A luta contra os assédios
Desde 2000, o Sindicato dos Bancários atua contra o assédio sexual. Entre os anos de 2000 e 2005 produziu uma cartilha sobre assédio moral que, devido à luta do sindicato, foi reconhecido pelo INSS como um acidente de trabalho. Alan afirma que o sindicato vem tentando criminalizar o assédio moral e a diretora do financeiro da entidade, Maria Bethânia Montarroyos Vasconcelos, afirmou que este ponto já está incluso na atual Convenção Coletiva de Trabalho para discussão com o patronato, mesmo com a resistência da categoria.
O sindicato cita um estudo realizado em 2023 pela Federação dos Trabalhadores do Ramo Financeiro do Nordeste (Fetrafi/NE) no qual se verificou que 25% dos casos no INSS de afastamento por doenças mentais e comportamentais são de trabalhadores bancários. Os bancários são uma das principais profissões mais adoecidas, segundo o sindicato. “Em cada dez bancários, sete tomam algum tipo de medicação”, aponta Maria Bethânia.
A entidade ainda denuncia que mesmo com o crescimento do sistema financeiro, sobretudo no período pandêmico, houve uma redução de dois mil postos de trabalho no ano passado e a pressão aumenta sobre os funcionários que ainda estão no setor. O trabalho cada vez se torna mais precarizado em um ambiente adoecedor. “Os bancários que eram uma categoria estruturada também estão sofrendo esse processo de precarização e que atinge o emocional de forma tão forte quanto ou até mais que outros trabalhos que não são registrados, trabalhos considerados informais”, sublinha Mylena, que participou desde o processo de registro dos relatos até a produção final da pesquisa.

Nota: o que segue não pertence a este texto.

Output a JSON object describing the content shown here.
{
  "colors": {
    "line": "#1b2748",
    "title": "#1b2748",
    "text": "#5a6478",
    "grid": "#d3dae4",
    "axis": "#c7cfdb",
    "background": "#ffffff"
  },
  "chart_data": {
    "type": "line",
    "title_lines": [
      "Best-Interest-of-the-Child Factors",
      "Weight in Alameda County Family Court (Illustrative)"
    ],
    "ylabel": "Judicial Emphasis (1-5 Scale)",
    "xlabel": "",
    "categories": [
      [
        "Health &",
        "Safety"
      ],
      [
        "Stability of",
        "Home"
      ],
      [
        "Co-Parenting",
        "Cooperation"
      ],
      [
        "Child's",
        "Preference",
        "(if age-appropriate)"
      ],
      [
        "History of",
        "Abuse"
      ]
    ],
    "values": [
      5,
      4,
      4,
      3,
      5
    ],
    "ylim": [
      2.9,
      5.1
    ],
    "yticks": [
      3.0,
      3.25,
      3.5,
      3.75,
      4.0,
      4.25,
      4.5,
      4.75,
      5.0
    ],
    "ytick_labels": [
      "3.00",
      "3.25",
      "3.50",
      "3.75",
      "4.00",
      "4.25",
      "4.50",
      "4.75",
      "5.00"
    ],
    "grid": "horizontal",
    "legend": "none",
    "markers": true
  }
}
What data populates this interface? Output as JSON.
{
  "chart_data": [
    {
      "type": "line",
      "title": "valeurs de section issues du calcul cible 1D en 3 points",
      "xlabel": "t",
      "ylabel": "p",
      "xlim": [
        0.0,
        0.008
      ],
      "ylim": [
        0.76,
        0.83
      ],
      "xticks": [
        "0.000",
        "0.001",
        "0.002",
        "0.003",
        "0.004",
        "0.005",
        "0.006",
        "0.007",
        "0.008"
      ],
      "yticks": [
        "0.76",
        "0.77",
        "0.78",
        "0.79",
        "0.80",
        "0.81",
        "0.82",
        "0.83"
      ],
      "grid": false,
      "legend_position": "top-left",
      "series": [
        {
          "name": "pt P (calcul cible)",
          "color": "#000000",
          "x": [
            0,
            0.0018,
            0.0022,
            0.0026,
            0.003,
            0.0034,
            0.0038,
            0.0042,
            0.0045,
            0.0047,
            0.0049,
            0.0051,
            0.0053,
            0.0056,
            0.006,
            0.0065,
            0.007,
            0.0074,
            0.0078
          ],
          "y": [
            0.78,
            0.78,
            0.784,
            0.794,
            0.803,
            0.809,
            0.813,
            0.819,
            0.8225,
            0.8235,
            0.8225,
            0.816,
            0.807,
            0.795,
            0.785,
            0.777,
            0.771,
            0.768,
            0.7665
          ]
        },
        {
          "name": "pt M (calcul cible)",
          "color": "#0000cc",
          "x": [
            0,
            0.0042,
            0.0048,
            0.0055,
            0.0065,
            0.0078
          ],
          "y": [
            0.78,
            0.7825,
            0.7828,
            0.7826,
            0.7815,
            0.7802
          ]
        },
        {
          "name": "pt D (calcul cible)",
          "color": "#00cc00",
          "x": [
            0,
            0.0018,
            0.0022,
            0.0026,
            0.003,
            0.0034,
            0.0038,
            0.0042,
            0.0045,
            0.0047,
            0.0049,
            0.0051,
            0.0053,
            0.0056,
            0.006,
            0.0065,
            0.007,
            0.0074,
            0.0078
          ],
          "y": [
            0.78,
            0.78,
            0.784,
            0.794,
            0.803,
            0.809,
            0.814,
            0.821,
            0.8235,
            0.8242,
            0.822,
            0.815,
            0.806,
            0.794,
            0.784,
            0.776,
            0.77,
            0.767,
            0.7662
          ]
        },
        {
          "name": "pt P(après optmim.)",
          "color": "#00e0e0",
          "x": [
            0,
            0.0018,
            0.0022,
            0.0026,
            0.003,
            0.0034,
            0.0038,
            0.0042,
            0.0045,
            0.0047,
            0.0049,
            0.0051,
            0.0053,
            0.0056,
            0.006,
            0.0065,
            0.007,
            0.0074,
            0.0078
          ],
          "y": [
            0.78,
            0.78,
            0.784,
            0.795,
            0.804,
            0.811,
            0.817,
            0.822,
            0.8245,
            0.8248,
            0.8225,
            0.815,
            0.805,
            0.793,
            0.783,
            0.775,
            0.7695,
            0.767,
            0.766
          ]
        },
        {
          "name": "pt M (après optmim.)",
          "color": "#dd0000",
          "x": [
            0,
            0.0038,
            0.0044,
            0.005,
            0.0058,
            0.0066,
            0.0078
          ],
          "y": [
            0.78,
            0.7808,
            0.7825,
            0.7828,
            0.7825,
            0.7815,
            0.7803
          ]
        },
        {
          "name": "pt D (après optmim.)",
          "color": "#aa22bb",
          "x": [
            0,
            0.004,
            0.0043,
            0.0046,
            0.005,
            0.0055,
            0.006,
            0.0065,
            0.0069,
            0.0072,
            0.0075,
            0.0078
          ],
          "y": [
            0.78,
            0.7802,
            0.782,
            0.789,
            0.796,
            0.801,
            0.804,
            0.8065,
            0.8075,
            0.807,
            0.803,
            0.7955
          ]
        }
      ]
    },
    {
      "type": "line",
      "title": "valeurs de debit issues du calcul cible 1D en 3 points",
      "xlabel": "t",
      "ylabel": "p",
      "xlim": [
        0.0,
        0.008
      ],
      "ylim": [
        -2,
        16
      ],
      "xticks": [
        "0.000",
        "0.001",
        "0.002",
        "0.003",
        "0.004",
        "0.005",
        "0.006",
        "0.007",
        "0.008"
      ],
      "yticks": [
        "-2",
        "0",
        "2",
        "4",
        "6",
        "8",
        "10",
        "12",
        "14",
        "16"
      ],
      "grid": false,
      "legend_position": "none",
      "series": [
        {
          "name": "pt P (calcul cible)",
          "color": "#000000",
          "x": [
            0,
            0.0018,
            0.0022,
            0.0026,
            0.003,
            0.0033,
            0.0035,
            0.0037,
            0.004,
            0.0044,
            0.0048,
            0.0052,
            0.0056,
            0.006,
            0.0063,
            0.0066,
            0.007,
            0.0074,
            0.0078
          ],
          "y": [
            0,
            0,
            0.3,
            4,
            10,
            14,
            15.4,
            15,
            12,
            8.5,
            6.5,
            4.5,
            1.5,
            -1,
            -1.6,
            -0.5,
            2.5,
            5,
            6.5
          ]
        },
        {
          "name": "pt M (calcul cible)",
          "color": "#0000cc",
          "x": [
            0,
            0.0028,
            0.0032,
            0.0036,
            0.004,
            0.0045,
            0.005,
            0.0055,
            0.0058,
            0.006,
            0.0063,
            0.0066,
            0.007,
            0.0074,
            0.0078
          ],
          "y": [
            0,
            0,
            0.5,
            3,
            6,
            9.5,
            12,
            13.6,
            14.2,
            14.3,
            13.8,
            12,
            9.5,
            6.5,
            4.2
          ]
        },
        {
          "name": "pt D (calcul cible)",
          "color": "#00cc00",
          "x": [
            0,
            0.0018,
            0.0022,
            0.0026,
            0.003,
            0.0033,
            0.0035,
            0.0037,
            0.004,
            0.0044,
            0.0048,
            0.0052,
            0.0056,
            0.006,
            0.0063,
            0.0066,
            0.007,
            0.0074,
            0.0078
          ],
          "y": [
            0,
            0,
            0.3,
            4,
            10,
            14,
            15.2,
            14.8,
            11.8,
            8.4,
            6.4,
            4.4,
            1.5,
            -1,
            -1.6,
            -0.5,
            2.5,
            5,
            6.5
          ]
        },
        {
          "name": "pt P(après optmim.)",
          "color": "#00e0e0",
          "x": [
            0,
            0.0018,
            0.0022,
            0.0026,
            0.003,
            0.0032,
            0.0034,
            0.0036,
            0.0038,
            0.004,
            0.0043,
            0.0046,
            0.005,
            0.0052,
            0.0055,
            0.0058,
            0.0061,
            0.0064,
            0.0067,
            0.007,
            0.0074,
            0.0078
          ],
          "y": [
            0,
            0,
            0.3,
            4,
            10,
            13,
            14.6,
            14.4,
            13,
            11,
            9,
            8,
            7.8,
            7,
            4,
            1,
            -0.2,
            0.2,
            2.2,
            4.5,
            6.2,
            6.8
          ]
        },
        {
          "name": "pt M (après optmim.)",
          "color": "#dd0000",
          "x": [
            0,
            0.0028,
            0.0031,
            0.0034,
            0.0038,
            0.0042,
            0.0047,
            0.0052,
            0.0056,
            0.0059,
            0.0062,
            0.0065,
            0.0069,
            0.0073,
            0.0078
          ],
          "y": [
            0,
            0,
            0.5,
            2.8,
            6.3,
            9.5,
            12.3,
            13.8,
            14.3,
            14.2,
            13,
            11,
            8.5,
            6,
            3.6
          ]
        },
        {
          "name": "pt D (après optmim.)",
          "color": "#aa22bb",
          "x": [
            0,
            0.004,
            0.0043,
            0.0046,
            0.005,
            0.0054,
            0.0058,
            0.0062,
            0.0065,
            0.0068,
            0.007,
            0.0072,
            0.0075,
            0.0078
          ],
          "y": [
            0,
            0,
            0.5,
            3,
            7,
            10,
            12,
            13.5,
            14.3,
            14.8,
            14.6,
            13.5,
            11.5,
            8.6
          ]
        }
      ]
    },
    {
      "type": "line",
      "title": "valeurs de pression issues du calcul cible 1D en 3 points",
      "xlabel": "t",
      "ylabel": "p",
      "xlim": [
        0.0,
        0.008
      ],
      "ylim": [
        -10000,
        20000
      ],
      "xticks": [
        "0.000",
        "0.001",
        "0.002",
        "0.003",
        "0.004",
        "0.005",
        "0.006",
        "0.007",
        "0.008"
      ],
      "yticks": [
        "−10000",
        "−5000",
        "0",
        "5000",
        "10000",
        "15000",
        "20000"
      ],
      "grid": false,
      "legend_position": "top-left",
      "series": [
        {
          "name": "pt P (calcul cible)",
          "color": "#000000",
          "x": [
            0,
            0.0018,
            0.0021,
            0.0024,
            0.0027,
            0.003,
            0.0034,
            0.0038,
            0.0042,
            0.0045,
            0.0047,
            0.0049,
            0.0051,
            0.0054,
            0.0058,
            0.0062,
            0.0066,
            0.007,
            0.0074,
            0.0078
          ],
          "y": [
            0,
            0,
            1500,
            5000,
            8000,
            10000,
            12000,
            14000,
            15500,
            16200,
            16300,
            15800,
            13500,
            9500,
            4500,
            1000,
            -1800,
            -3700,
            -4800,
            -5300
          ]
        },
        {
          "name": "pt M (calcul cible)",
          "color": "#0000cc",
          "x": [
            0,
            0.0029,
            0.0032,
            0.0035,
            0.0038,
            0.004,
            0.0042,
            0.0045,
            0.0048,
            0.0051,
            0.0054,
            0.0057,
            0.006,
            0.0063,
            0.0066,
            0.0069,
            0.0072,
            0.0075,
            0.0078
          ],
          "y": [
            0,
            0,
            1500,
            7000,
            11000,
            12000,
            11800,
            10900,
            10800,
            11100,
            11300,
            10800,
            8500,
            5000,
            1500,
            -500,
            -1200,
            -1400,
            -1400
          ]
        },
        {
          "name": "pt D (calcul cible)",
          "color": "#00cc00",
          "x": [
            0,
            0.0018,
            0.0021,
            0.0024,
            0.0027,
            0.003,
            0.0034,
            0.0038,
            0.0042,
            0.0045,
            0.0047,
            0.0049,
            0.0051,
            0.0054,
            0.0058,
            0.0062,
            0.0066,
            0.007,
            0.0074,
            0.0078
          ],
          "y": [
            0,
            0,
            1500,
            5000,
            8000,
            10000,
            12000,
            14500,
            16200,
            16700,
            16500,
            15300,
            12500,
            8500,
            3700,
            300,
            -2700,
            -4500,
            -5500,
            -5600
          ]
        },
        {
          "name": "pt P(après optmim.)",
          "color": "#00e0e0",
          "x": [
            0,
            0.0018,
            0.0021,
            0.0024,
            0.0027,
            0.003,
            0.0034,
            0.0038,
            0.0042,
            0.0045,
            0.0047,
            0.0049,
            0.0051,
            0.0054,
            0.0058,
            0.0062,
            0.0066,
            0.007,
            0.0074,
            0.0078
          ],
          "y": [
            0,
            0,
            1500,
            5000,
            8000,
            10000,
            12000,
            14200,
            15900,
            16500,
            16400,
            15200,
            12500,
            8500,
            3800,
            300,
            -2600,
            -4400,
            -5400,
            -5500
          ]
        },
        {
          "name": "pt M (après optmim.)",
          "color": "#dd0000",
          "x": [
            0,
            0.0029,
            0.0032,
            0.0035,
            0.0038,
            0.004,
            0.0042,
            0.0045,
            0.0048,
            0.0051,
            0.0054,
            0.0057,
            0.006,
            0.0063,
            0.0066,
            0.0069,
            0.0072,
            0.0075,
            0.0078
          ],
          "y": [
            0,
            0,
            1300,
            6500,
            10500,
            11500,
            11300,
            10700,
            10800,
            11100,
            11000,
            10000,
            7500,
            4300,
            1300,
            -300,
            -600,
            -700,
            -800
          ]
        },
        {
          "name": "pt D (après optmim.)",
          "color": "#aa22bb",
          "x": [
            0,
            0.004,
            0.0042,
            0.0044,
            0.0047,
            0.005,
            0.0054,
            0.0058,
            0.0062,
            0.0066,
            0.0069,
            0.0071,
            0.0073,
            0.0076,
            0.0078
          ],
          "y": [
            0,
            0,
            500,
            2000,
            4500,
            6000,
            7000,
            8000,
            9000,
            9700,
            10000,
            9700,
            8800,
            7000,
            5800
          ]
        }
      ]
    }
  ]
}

Para o diretor Alan Patrício, a parceria com a UFRPE na construção da pesquisa ajudará a mobilizar mais setores da sociedade civil contra as causas do assédio que tem levado ao adoecimento e a altas taxas de suicídio. “Com a pesquisa finalizada vamos procurar todos os entes públicos de defesa contra essa prática, como o Ministério do Trabalho, a Delegacia Regional do Trabalho e Emprego e a Assembleia Legislativa. A ideia inclusive é chamar toda a classe trabalhadora e a classe acadêmica que estuda o tema para fortalecer nessa luta e combate.” Outra finalidade é a formação de um conselho consultivo de movimentos sociais na pós-graduação da UFRPE para refletir os resultados do atual levantamento, enfatiza o coordenador da pesquisa e professor da UFRPE, Maurício Sardá.